There were 475 households, out of which 21.9% had children under the age of 18 living with them, 57.5% were married couples living together, 6.5% had a female householder with no husband present, and 33.1% were non-families. 27.6% of all households were made up of individuals, and 11.6% had someone living alone who was 65 years of age or older. The average household size was 2.18 and the average family size was 2.60.

In the town, the population was spread out, with 16.6% under the age of 18, 6.9% from 18 to 24, 29.7% from 25 to 44, 26.9% from 45 to 64, and 20.0% who were 65 years of age or older. The median age was 43 years. For every 100 females, there were 123.5 males. For every 100 females age 18 and over, there were 128.8 males.
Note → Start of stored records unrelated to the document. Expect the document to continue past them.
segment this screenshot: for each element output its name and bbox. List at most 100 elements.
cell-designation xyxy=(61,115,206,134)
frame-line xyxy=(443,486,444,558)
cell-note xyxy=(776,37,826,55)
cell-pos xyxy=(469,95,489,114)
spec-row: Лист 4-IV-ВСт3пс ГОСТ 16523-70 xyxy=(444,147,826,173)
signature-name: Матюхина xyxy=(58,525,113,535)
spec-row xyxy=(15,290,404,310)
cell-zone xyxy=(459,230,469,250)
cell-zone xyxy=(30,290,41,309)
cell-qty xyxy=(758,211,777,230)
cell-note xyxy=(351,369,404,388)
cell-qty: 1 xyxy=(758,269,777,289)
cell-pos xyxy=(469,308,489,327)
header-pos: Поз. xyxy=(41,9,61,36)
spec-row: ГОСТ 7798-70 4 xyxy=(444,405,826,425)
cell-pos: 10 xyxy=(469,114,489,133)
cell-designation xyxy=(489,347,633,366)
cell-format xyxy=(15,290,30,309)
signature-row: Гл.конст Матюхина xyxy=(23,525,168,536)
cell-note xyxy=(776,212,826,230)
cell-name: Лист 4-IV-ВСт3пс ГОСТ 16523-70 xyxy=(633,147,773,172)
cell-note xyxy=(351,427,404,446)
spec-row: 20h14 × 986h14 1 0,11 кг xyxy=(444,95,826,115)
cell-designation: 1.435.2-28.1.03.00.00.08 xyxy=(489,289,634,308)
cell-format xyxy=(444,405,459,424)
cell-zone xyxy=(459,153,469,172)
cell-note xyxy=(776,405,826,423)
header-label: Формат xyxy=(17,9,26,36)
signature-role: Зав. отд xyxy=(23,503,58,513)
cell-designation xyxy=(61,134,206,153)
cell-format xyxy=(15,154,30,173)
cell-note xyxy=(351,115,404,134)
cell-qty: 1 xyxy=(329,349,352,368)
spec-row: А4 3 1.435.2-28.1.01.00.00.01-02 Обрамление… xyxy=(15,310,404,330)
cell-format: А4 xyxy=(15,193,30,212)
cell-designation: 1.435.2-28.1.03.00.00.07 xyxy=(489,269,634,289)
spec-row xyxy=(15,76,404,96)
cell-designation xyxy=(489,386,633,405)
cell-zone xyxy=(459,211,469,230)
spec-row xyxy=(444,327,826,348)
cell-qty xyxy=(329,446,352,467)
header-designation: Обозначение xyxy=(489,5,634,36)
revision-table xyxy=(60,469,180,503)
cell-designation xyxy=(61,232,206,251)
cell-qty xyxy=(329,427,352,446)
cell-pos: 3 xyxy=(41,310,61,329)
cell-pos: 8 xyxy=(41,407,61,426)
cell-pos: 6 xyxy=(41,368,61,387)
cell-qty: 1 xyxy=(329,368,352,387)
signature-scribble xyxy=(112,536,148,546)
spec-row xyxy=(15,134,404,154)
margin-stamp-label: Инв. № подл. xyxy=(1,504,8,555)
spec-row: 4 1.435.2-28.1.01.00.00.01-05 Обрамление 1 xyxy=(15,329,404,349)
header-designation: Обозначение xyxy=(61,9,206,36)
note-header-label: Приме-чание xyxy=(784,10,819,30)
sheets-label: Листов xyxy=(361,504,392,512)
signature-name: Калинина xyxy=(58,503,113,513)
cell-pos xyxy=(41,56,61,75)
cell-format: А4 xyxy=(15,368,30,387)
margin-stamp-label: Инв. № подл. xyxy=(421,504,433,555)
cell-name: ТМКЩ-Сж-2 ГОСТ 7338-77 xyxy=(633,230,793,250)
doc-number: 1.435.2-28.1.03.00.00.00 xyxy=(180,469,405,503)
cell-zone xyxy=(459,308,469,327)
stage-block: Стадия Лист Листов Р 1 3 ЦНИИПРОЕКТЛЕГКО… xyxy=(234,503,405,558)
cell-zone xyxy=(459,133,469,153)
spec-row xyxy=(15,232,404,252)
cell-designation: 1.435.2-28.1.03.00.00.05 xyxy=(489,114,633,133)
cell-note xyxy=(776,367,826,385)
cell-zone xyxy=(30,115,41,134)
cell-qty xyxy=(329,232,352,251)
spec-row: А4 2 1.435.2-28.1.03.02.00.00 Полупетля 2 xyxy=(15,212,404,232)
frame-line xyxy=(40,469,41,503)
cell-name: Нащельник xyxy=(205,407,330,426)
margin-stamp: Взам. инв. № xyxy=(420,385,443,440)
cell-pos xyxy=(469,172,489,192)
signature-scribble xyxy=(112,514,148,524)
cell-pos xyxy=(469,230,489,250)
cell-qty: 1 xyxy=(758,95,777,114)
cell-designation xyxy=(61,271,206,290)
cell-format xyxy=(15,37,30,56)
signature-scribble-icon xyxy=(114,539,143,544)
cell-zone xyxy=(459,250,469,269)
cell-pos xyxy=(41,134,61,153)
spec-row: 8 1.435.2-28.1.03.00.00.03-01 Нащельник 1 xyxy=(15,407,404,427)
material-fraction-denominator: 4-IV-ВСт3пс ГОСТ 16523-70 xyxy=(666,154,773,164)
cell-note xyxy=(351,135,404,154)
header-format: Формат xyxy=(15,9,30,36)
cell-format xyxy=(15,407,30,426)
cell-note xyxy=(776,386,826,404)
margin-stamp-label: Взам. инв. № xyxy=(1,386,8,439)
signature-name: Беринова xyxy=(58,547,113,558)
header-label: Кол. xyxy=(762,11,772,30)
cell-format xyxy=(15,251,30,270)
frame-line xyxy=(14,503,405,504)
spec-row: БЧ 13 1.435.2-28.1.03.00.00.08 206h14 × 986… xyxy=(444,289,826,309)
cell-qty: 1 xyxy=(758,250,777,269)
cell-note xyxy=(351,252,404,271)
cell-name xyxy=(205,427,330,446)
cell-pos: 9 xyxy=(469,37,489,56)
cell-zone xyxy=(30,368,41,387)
The median income for a household in the town was $38,065, and the median income for a family was $41,131. Males had a median income of $30,268 versus $20,870 for females. The per capita income for the town was $19,177. About 3.6% of families and 4.7% of the population were below the poverty line, including 9.4% of those under age 18 and 4.6% of those age 65 or over.

==Transportation==
===Major highways===
Wisconsin Highway 47 is the main road through the town.

===Airports===
The Rhinelander-Oneida County Airport (KRHI) serves Lake Tomahawk, the county and surrounding communities with both scheduled commercial jet service and general aviation services. Dolhun Field Airport is a private airport located 1.54 mi northwest of Lake Tomahawk.

== Recreation ==
Lake Tomahawk is promoted as the "World Capital of Snowshoe Baseball". The game is similar to regular baseball, except the players wear snowshoes and the field is covered in sawdust.